A 2003 publication from the Governor's Center for Local Government Services entitled "Open Meetings/Open Records: The Sunshine Act and the Right to Know Law" notes:

Recording Devices
The Sunshine Act allows persons attending public meetings to record the proceedings with recording devices.

This right extends to the use of videotaping equipment. (1) Public agencies are permitted to adopt reasonable rules governing the use of recording devices.

Persons who attend and verbally participate in public meetings must expect to have their statements recorded. (2)

Since zoning hearing board hearings are public meetings under the terms of the Sunshine Act, any citizen has a right to tape record the session.

Individuals speaking at the hearing must expect to have their statements
recorded. They can have no expectation of privacy which would afford them protection under the Federal Wire Tap Act.

1. Hain v. Board of School Directors of Reading School District, 641 A.2d 661, 163 Pa.Cmwlth. 479, 1994.
2. Harman v. Wetzel, 766 F.Supp. 271, E.D. Pa., 1991."

The PA Sunshine Act itself says:

"Section 711. Use of equipment during meetings
(a) Recording devices. Except as provided in subsection (b), a person attending a meeting of an agency shall have the right to use recording devices to record all the proceedings. Nothing in this section shall prohibit the agency from adopting and enforcing reasonable rules for their use under section 710 (relating to rules and regulations for conduct of meetings)."


Friday, March 2, 2007

Police Side-Jobs and Pittsburgh Cost Recovery: New Info

...Since the story aired...

I got a heads-up by e-mail this morning that The Burgh Report blog has posted extensive information and links about how other cities handle cost recovery for off-duty police details.
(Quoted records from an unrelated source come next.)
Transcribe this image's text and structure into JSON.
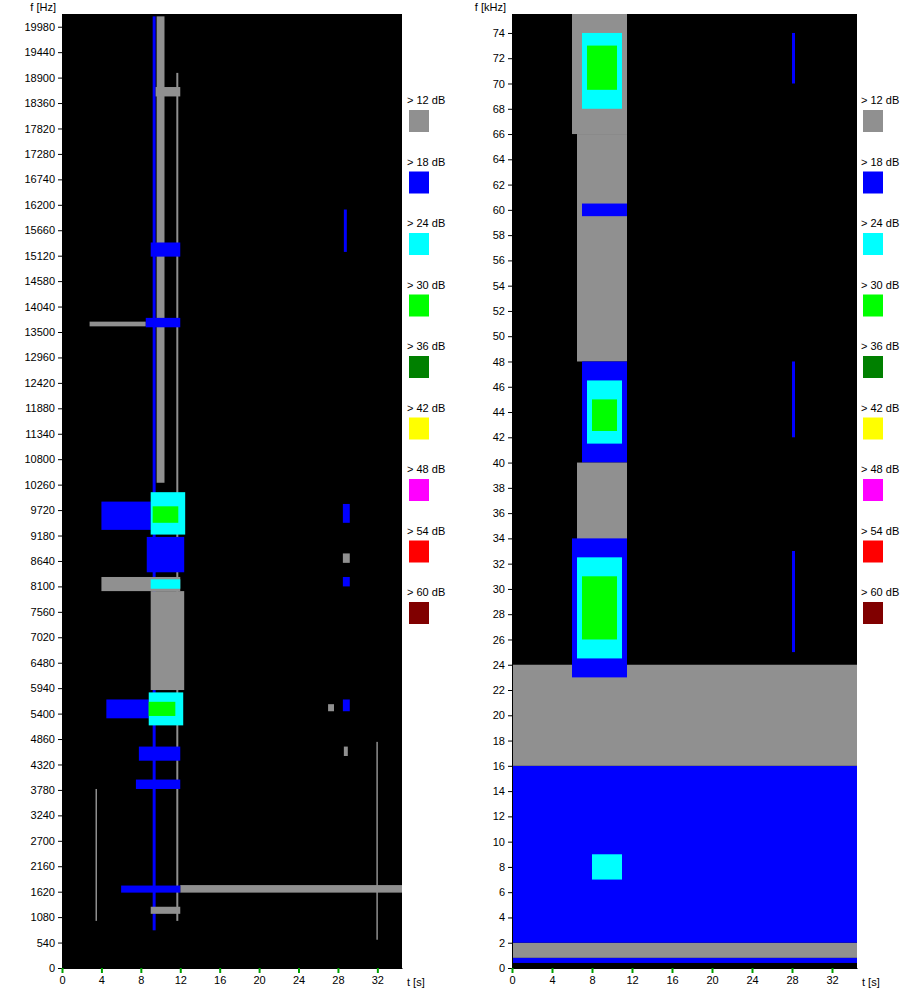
{
  "chart_data": [
    {
      "type": "heatmap",
      "x_label": "t [s]",
      "y_label": "f [Hz]",
      "xlim": [
        0,
        34.5
      ],
      "xticks": [
        0,
        4,
        8,
        12,
        16,
        20,
        24,
        28,
        32
      ],
      "ylim": [
        0,
        20250
      ],
      "yticks": [
        0,
        540,
        1080,
        1620,
        2160,
        2700,
        3240,
        3780,
        4320,
        4860,
        5400,
        5940,
        6480,
        7020,
        7560,
        8100,
        8640,
        9180,
        9720,
        10260,
        10800,
        11340,
        11880,
        12420,
        12960,
        13500,
        14040,
        14580,
        15120,
        15660,
        16200,
        16740,
        17280,
        17820,
        18360,
        18900,
        19440,
        19980
      ],
      "colorbar": {
        "ticks": [
          {
            "value": 12,
            "label": "> 12 dB"
          },
          {
            "value": 18,
            "label": "> 18 dB"
          },
          {
            "value": 24,
            "label": "> 24 dB"
          },
          {
            "value": 30,
            "label": "> 30 dB"
          },
          {
            "value": 36,
            "label": "> 36 dB"
          },
          {
            "value": 42,
            "label": "> 42 dB"
          },
          {
            "value": 48,
            "label": "> 48 dB"
          },
          {
            "value": 54,
            "label": "> 54 dB"
          },
          {
            "value": 60,
            "label": "> 60 dB"
          }
        ],
        "colors": [
          "#909090",
          "#0000ff",
          "#00ffff",
          "#00ff00",
          "#008000",
          "#ffff00",
          "#ff00ff",
          "#ff0000",
          "#800000"
        ]
      },
      "cells": [
        {
          "t": [
            9.2,
            9.5
          ],
          "f": [
            800,
            20200
          ],
          "value": 20
        },
        {
          "t": [
            9.6,
            10.4
          ],
          "f": [
            10300,
            20200
          ],
          "value": 14
        },
        {
          "t": [
            11.6,
            11.8
          ],
          "f": [
            1000,
            19000
          ],
          "value": 14
        },
        {
          "t": [
            3.4,
            3.55
          ],
          "f": [
            1000,
            3800
          ],
          "value": 14
        },
        {
          "t": [
            31.9,
            32.05
          ],
          "f": [
            600,
            4800
          ],
          "value": 14
        },
        {
          "t": [
            12,
            34.5
          ],
          "f": [
            1600,
            1760
          ],
          "value": 14
        },
        {
          "t": [
            9,
            12.4
          ],
          "f": [
            5900,
            8000
          ],
          "value": 14
        },
        {
          "t": [
            4,
            9
          ],
          "f": [
            9300,
            9900
          ],
          "value": 20
        },
        {
          "t": [
            9,
            12.5
          ],
          "f": [
            9200,
            10100
          ],
          "value": 26
        },
        {
          "t": [
            9.2,
            11.8
          ],
          "f": [
            9450,
            9800
          ],
          "value": 32
        },
        {
          "t": [
            4.5,
            8.8
          ],
          "f": [
            5300,
            5700
          ],
          "value": 20
        },
        {
          "t": [
            8.8,
            12.3
          ],
          "f": [
            5150,
            5850
          ],
          "value": 26
        },
        {
          "t": [
            8.8,
            11.5
          ],
          "f": [
            5350,
            5650
          ],
          "value": 32
        },
        {
          "t": [
            4,
            12
          ],
          "f": [
            8000,
            8300
          ],
          "value": 14
        },
        {
          "t": [
            9,
            12
          ],
          "f": [
            8050,
            8250
          ],
          "value": 26
        },
        {
          "t": [
            8.6,
            12.4
          ],
          "f": [
            8400,
            9150
          ],
          "value": 20
        },
        {
          "t": [
            7.8,
            12
          ],
          "f": [
            4400,
            4700
          ],
          "value": 20
        },
        {
          "t": [
            7.5,
            12
          ],
          "f": [
            3800,
            4000
          ],
          "value": 20
        },
        {
          "t": [
            6,
            12
          ],
          "f": [
            1600,
            1750
          ],
          "value": 20
        },
        {
          "t": [
            9,
            12
          ],
          "f": [
            1150,
            1300
          ],
          "value": 14
        },
        {
          "t": [
            2.8,
            8.5
          ],
          "f": [
            13620,
            13720
          ],
          "value": 14
        },
        {
          "t": [
            8.5,
            12
          ],
          "f": [
            13600,
            13800
          ],
          "value": 20
        },
        {
          "t": [
            9,
            12
          ],
          "f": [
            15100,
            15400
          ],
          "value": 20
        },
        {
          "t": [
            9.5,
            12
          ],
          "f": [
            18500,
            18700
          ],
          "value": 14
        },
        {
          "t": [
            28.5,
            29.2
          ],
          "f": [
            9450,
            9850
          ],
          "value": 20
        },
        {
          "t": [
            28.5,
            29.2
          ],
          "f": [
            8600,
            8800
          ],
          "value": 14
        },
        {
          "t": [
            28.5,
            29.2
          ],
          "f": [
            8100,
            8300
          ],
          "value": 20
        },
        {
          "t": [
            28.5,
            29.2
          ],
          "f": [
            5450,
            5700
          ],
          "value": 20
        },
        {
          "t": [
            27,
            27.6
          ],
          "f": [
            5450,
            5600
          ],
          "value": 14
        },
        {
          "t": [
            28.6,
            29
          ],
          "f": [
            4500,
            4700
          ],
          "value": 14
        },
        {
          "t": [
            28.6,
            28.9
          ],
          "f": [
            15200,
            16100
          ],
          "value": 20
        }
      ]
    },
    {
      "type": "heatmap",
      "x_label": "t [s]",
      "y_label": "f [kHz]",
      "xlim": [
        0,
        34.5
      ],
      "xticks": [
        0,
        4,
        8,
        12,
        16,
        20,
        24,
        28,
        32
      ],
      "ylim": [
        0,
        75.5
      ],
      "yticks": [
        0,
        2,
        4,
        6,
        8,
        10,
        12,
        14,
        16,
        18,
        20,
        22,
        24,
        26,
        28,
        30,
        32,
        34,
        36,
        38,
        40,
        42,
        44,
        46,
        48,
        50,
        52,
        54,
        56,
        58,
        60,
        62,
        64,
        66,
        68,
        70,
        72,
        74
      ],
      "colorbar": {
        "ticks": [
          {
            "value": 12,
            "label": "> 12 dB"
          },
          {
            "value": 18,
            "label": "> 18 dB"
          },
          {
            "value": 24,
            "label": "> 24 dB"
          },
          {
            "value": 30,
            "label": "> 30 dB"
          },
          {
            "value": 36,
            "label": "> 36 dB"
          },
          {
            "value": 42,
            "label": "> 42 dB"
          },
          {
            "value": 48,
            "label": "> 48 dB"
          },
          {
            "value": 54,
            "label": "> 54 dB"
          },
          {
            "value": 60,
            "label": "> 60 dB"
          }
        ],
        "colors": [
          "#909090",
          "#0000ff",
          "#00ffff",
          "#00ff00",
          "#008000",
          "#ffff00",
          "#ff00ff",
          "#ff0000",
          "#800000"
        ]
      },
      "cells": [
        {
          "t": [
            0,
            34.5
          ],
          "f": [
            0.8,
            2
          ],
          "value": 14
        },
        {
          "t": [
            0,
            34.5
          ],
          "f": [
            0.4,
            0.8
          ],
          "value": 20
        },
        {
          "t": [
            0,
            34.5
          ],
          "f": [
            2,
            16
          ],
          "value": 20
        },
        {
          "t": [
            8,
            11
          ],
          "f": [
            7,
            9
          ],
          "value": 26
        },
        {
          "t": [
            0,
            34.5
          ],
          "f": [
            16,
            24
          ],
          "value": 14
        },
        {
          "t": [
            6,
            11.5
          ],
          "f": [
            66,
            75.5
          ],
          "value": 14
        },
        {
          "t": [
            7,
            11
          ],
          "f": [
            68,
            74
          ],
          "value": 26
        },
        {
          "t": [
            7.5,
            10.5
          ],
          "f": [
            69.5,
            73
          ],
          "value": 32
        },
        {
          "t": [
            6.5,
            11.5
          ],
          "f": [
            48,
            66
          ],
          "value": 14
        },
        {
          "t": [
            7,
            11.5
          ],
          "f": [
            59.5,
            60.5
          ],
          "value": 20
        },
        {
          "t": [
            7,
            11.5
          ],
          "f": [
            40,
            48
          ],
          "value": 20
        },
        {
          "t": [
            7.5,
            11
          ],
          "f": [
            41.5,
            46.5
          ],
          "value": 26
        },
        {
          "t": [
            8,
            10.5
          ],
          "f": [
            42.5,
            45
          ],
          "value": 32
        },
        {
          "t": [
            6.5,
            11.5
          ],
          "f": [
            33,
            40
          ],
          "value": 14
        },
        {
          "t": [
            6,
            11.5
          ],
          "f": [
            23,
            34
          ],
          "value": 20
        },
        {
          "t": [
            6.5,
            11
          ],
          "f": [
            24.5,
            32.5
          ],
          "value": 26
        },
        {
          "t": [
            7,
            10.5
          ],
          "f": [
            26,
            31
          ],
          "value": 32
        },
        {
          "t": [
            28,
            28.3
          ],
          "f": [
            25,
            33
          ],
          "value": 20
        },
        {
          "t": [
            28,
            28.3
          ],
          "f": [
            42,
            48
          ],
          "value": 20
        },
        {
          "t": [
            28,
            28.3
          ],
          "f": [
            70,
            74
          ],
          "value": 20
        }
      ]
    }
  ]
}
In working my Channel 4 Action News story last night, I had made calls to other cities for information about how they deal with this issue. None had gotten back to me in time for my deadline, so it wasn't included in the story. I did get some answers after the story aired, and had intended to blog about them this morning.

Cleveland Police spokesman Lt. Thomas Stacho tells me that officers there are authorized to use police equipment, including cars and uniforms on secondary employment details--any "non-deadly' equipment. He says that none of the work is run through the city of Cleveland, that the hiring is all done directly through private employers with no cost recovery by city government. He says the Indians and the Browns both hire off-duty Cleveland police officers directly, without going through Cleveland's police department.

Lt. Stacho suggested I check out Boston for a contrasting example. The police spokesman there tells me that Massachusetts law requires Boston to control what are called "paid details" there. He says Massachusetts and Louisiana are the only two states he knows of with such a requirement. He says a business wishing to hire a Boston police officer for a "paid detail" outside a regular shift must do so through the city. Their pay rate for the "detail" is not overtime, but a different, established, agreed upon rate.

I'm still waiting to hear back from the Philadelphia police public affairs unit.

By the way, while checking out Boston police on the web, I discovered that the police department has its own excellent blog. It uses the blog as a means to quickly and completely inform both the media and the public about crime, public safety, and other police matters.

For any readers who are new to checking out Pittsburgh area blogs, I should note that the burghosphere has been bubbling with detailed analysis-and-opinion posts on this topic for some weeks. The People's Republic of Pittsburgh, for example, has posted not one, but a second and a third installment.

The Post-Gazette's elections blog "Early Returns" has some insights as to why this has become a hot topic in the mayor's race.

I knocked out this post quickly this morning, before making my rounds of news and blog websites, so there may be a ton of other new info out there that I've not read yet.